Monday, August 20, 2018

New Life

It really is true that two births happen in a delivery room - the birth of a baby and the birth of a mother. The past four months have shown me that becoming a parent is like a new birth in so many ways. Every decision I make during the day and for the long term is precisely focused on what my son needs and what my husband and I will need to parent him well.

My first thought when I wake is that my baby needs me. My last thought before I close my eyes is that I need to be the mom he needs. Even now, knowing he is only an infant, I painstakingly replay the moments of my day when I was too impatient or too distracted and wonder how it affected him. I go over changes I need to make to raise him the way I want to - how I need to be healthier, how I need to be more disciplined, how I need to be more godly, how I need to be more focused and more fun. And, most of all, I spend the moments at night that I used to spend longing for a child in thanking God for this incredible gift.

Because yes, new motherhood is heavy but I don't think it's a burden. It weighs my heart with worry but only because it first overflows my heart with love. My mind thinks differently now but I have no aching to go back to my old thinking. Not for one moment.

When I became a mom for the first time four months ago, I began a new life. Truly new, with all the anxiety and apprehension and anticipation and adventure that newness brings. It's hard now to even remember life before but that is probably because I would rather not. The present is too precious.

I keep thinking about what Jesus said, "If you try to save your life, you will lose it. But if you give it up for me, you will surely find it." I know He is referencing something else here, but I think that verse reflects a huge reality in my life. The more I try to hang on to what I think will make me valuable - work performance, attractiveness, a perfectly decorated and clean home, participation in a million activities and ministries, etc. - the more it slips through my hands. But the more I give up my "plan A" plans and embrace a life I once thought I would despise, the more I am connecting with my real self.

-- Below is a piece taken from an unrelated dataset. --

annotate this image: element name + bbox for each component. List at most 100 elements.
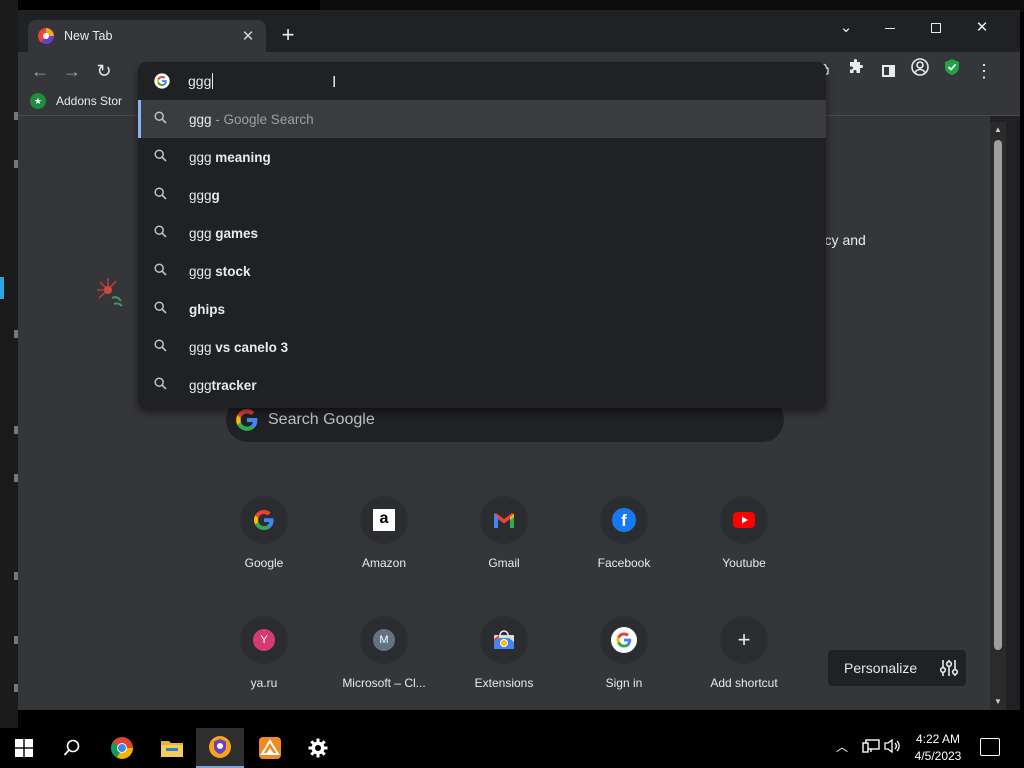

The self with a super loud laugh, a sagging ponytail, a drool-stained Star Wars T-shirt, and a nerdy obsession with rhymes and awkward dance moves.

Spending my days and weeks with this tiny human who depends on me and loves me just because I'm his mama has given me a new perspective on freedom.

To me, freedom isn't the chance to do what I want - it's the chance to be who I am. Freedom doesn't have to mean the celebration of independence - it can mean the celebration of interdependence.

In a world where men and women are both pressured to climb the ladder and prove our worth - to make a name for ourselves with education and enterpreneurship - it is easy to forget that many of the people who have shaped our lives and our character the most never climbed, never proved, and never received great recognition for their achievements. While we should all encourage each other to give our best to everything we do, I am learning to remember that the giving of our best doesn't always look the way we think it will.

Tonight as I listen to the rhythmic hum of the dishwasher and the dryer, and as I look at my son sleeping peacefully in his crib, I smile at this new life God has given me. Not just new because of my son's existence. Not just new because I am not working a full-time job anymore. New because I feel a deep sense of belonging here - here in this scarred body, here in this little family, here in this home of clutter and chaos, and here in this sacred moment at the intersection of the journey behind me and the journey ahead of me.

"I sing because I'm happy, I sing because I'm free...His eye is on the sparrow and I know he watches me."